Dietary influences on neurotransmission. Zeisel SH, Advances in Pediatrics 1986;33:23-47

“Diet clearly influences neurotransmission. … Components of foods can also be used as drugs. … Tryptophan, tyrosine, and choline may be useful in treatment of humans with sleep disorders, pain depression, mania, hypertension, shock, or dyskinesias. Other components of the diet that may affect behavior include food additives … “
MedLine

 

The Diet Connection

We can’t tell you that the Feingold diet will help depression, because there has not been enough research on such a connection; we can, however, tell you that hundreds of parents have reported that their own or their child’s depression has been lifted by simply removing the additives.

Other considerations

 Fish Oil

The Omega 3 Connection by Dr. Andrew StollOmega-3 fatty acids, available in fish oil supplements, appear to have had a profound effect on helping people who suffer from a variety of mental disorders. During a clinical trial of fish oil and depression at Harvard University, the improvements were so favorable for those taking the fish oil that the study was stopped before completion, and omega-3 fatty acids were given to all of the 44 participants.

Fish oil is rich in the fatty acids which are believed to be vital for proper functioning of the brain, the eyes, the arteries, and virtually all parts of the body. They are essential in building and repairing cells.

 Side effect of medication

Depression or irritability are often listed as side effects of medications. If you or your child are taking any medications – orally, by injection, or even eye drops – ask your pharmacist for a listing of all (not just the most common) side effects. Although we usually assume that if there is going to be a side effect it will happen with the first dose of medication, this is not always true. A side effect of the hair loss drug propecia, for example, involves depression that may not start until after the person has been on the drug for 9 months! If you believe that you (or your child) may be suffering depression as a side effect of a medication, discuss alternatives with your doctor. Remember to never stop medication on your own, because that may be dangerous.

 Low cholesterol

For many years the public has been urged to reduce their intake of fat in order to lower cholesterol and reduce the risk of a heart attack. Cholesterol-reducing drugs are among the most-prescribed drugs in the United States, and suggestions have been made to begin prescribing them for children as well.

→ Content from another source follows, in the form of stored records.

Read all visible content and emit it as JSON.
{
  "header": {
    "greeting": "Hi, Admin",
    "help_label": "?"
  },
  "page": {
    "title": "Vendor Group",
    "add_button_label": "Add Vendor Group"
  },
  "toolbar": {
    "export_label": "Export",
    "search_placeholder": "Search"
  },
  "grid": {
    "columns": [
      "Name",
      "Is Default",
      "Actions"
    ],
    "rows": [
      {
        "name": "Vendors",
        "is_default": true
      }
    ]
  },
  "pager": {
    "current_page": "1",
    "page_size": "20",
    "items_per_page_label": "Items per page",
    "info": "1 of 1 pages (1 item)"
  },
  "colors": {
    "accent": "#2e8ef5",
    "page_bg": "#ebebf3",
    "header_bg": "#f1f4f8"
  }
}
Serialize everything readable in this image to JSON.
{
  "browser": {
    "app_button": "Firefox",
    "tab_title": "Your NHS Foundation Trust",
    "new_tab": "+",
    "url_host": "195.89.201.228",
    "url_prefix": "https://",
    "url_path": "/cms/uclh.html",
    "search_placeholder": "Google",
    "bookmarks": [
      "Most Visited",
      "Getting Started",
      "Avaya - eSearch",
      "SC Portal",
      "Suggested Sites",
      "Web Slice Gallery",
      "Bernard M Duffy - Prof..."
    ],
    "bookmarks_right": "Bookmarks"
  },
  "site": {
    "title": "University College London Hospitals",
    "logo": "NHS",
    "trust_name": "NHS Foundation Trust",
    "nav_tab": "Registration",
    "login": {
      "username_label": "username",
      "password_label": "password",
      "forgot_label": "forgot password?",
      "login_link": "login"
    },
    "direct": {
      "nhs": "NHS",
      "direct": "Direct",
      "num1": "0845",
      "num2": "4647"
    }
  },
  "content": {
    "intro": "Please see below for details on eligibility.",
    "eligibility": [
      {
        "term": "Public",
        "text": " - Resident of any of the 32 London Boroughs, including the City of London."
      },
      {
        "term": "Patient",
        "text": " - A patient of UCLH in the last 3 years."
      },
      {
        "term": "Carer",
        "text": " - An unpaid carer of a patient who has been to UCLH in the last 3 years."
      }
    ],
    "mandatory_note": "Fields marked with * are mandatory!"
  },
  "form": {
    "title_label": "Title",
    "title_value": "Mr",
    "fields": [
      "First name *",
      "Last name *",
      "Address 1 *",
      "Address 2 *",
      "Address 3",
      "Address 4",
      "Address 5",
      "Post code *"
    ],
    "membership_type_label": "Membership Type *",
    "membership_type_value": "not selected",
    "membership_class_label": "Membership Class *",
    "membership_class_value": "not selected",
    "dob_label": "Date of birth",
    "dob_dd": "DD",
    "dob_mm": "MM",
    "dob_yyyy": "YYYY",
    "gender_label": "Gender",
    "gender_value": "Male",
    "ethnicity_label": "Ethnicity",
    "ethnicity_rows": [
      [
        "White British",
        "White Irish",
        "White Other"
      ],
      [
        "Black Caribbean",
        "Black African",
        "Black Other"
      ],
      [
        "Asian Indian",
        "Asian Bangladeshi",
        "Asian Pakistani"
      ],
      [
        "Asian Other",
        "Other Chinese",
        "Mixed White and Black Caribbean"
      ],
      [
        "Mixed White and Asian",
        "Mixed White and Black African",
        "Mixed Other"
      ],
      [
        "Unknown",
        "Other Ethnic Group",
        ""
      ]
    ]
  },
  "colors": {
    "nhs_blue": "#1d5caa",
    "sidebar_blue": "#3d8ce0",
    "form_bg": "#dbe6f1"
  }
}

However, newer studies have raised questions about the assumption that less is better – it appears that when cholesterol is reduced, the risk of a heart attack may be reduced, but the risk of depression and violent behavior increases. One theory is that low cholesterol is associated with a decrease in serum free tryptophan, the primary building block of the brain chemical serotonin. Low levels of serotonin are strongly linked to depression, suicide, and impulsive aggression. Steegmans (1996) found that plasma serotonin concentrations are lower in men with naturally low serum cholesterol concentrations than in men with average cholesterol concentrations, supporting the hypothesis that “serotonin metabolism may be implicated in the observed association between low cholesterol concentrations, behavioral changes, and violent death.”